Both factors would cause a bigger spike in blood glucose levels after eating.

Interventions to maintain chewing ability, through the prevention of tooth loss and use of dentures, could therefore reduce the likelihood of these aging-related conditions.

“According to our data, improving mastication and denture use may reduce the risk of diabetes and sarcopenia,” senior author Shozo Yano, M.D., Ph.D., told Medical News Today.

The authors also cite evidence that gum disease, which can cause tooth loss, can lead to decreased insulin sensitivity and impaired glucose tolerance.

“Loss of teeth is strongly related to periodontal disease and probably to systemic inflammation, which may play a role in the pathogenesis of diabetes and sarcopenia,” said Dr. Yano, who is part of the Nutrition Support Team at Shimane University Hospital.

He advised older people to eat more slowly and brush their teeth after meals. By taking care of their oral health, they would help maintain their overall health, he emphasized.

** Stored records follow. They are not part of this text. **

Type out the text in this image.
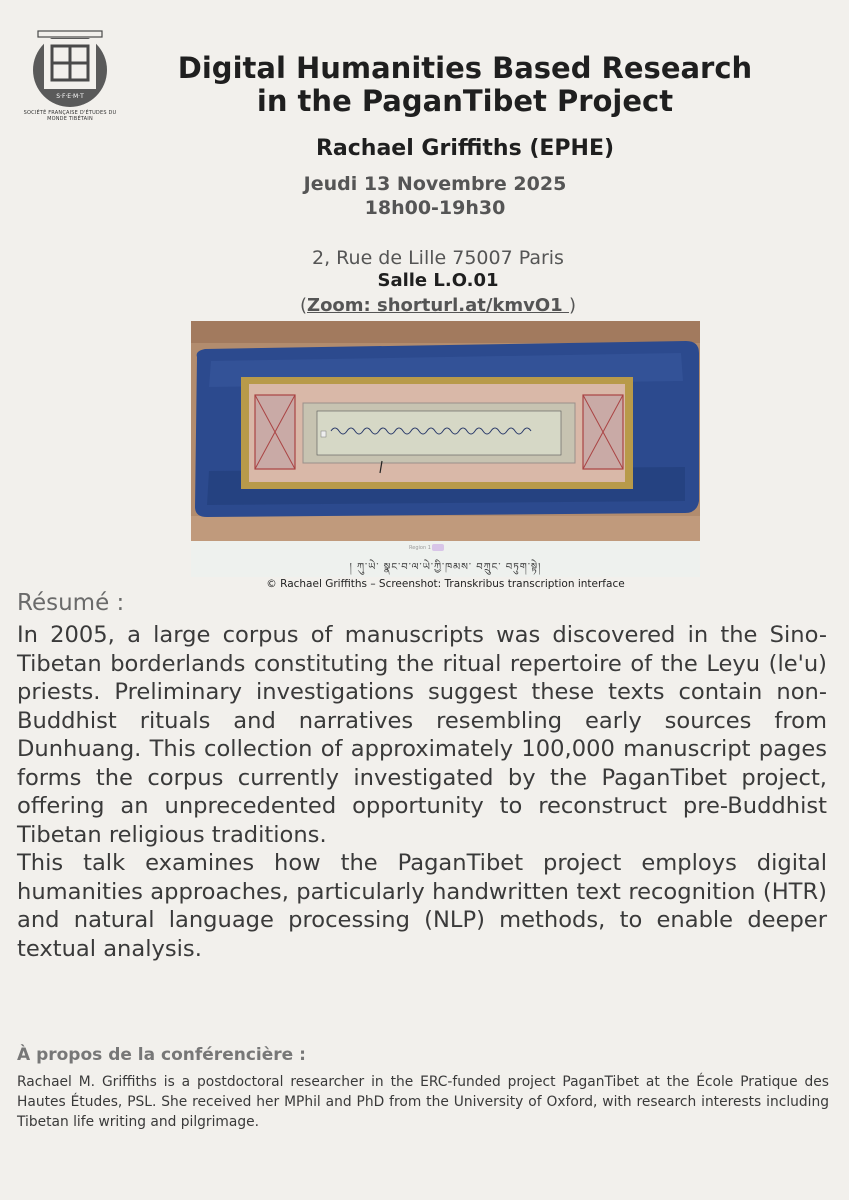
S·F·E·M·T
SOCIÉTÉ FRANÇAISE D'ÉTUDES DU MONDE TIBÉTAIN
Digital Humanities Based Research
in the PaganTibet Project
Rachael Griffiths (EPHE)
Jeudi 13 Novembre 2025
18h00-19h30
2, Rue de Lille 75007 Paris
Salle L.O.01
(Zoom: shorturl.at/kmvO1 )
Region 1
། ཀུ་ཡེ་ སྣང་བ་ལ་ཡེ་ཀྱི་ཁམས་ བཀྲུང་ བཏུག་སྟེ།
© Rachael Griffiths – Screenshot: Transkribus transcription interface
Résumé :

In 2005, a large corpus of manuscripts was discovered in the Sino-Tibetan borderlands constituting the ritual repertoire of the Leyu (le'u) priests. Preliminary investigations suggest these texts contain non-Buddhist rituals and narratives resembling early sources from Dunhuang. This collection of approximately 100,000 manuscript pages forms the corpus currently investigated by the PaganTibet project, offering an unprecedented opportunity to reconstruct pre-Buddhist Tibetan religious traditions.

This talk examines how the PaganTibet project employs digital humanities approaches, particularly handwritten text recognition (HTR) and natural language processing (NLP) methods, to enable deeper textual analysis.

À propos de la conférencière :
Rachael M. Griffiths is a postdoctoral researcher in the ERC-funded project PaganTibet at the École Pratique des Hautes Études, PSL. She received her MPhil and PhD from the University of Oxford, with research interests including Tibetan life writing and pilgrimage.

The associations between oral frailty, sarcopenia, and diabetes that the study identified were statistically significant but relatively small, in the order of 2–6%. The authors acknowledge that increasing the number of patients could lead to a statistically powerful association.

The researchers also acknowledge that their study was unable to establish any causal relationships due to its cross-sectional design.

In addition, they did not account for potentially important features of oral health, such as gum disease, denture use, and brushing teeth.

“Thus, future longitudinal studies are essential for investigating these associations,” they conclude.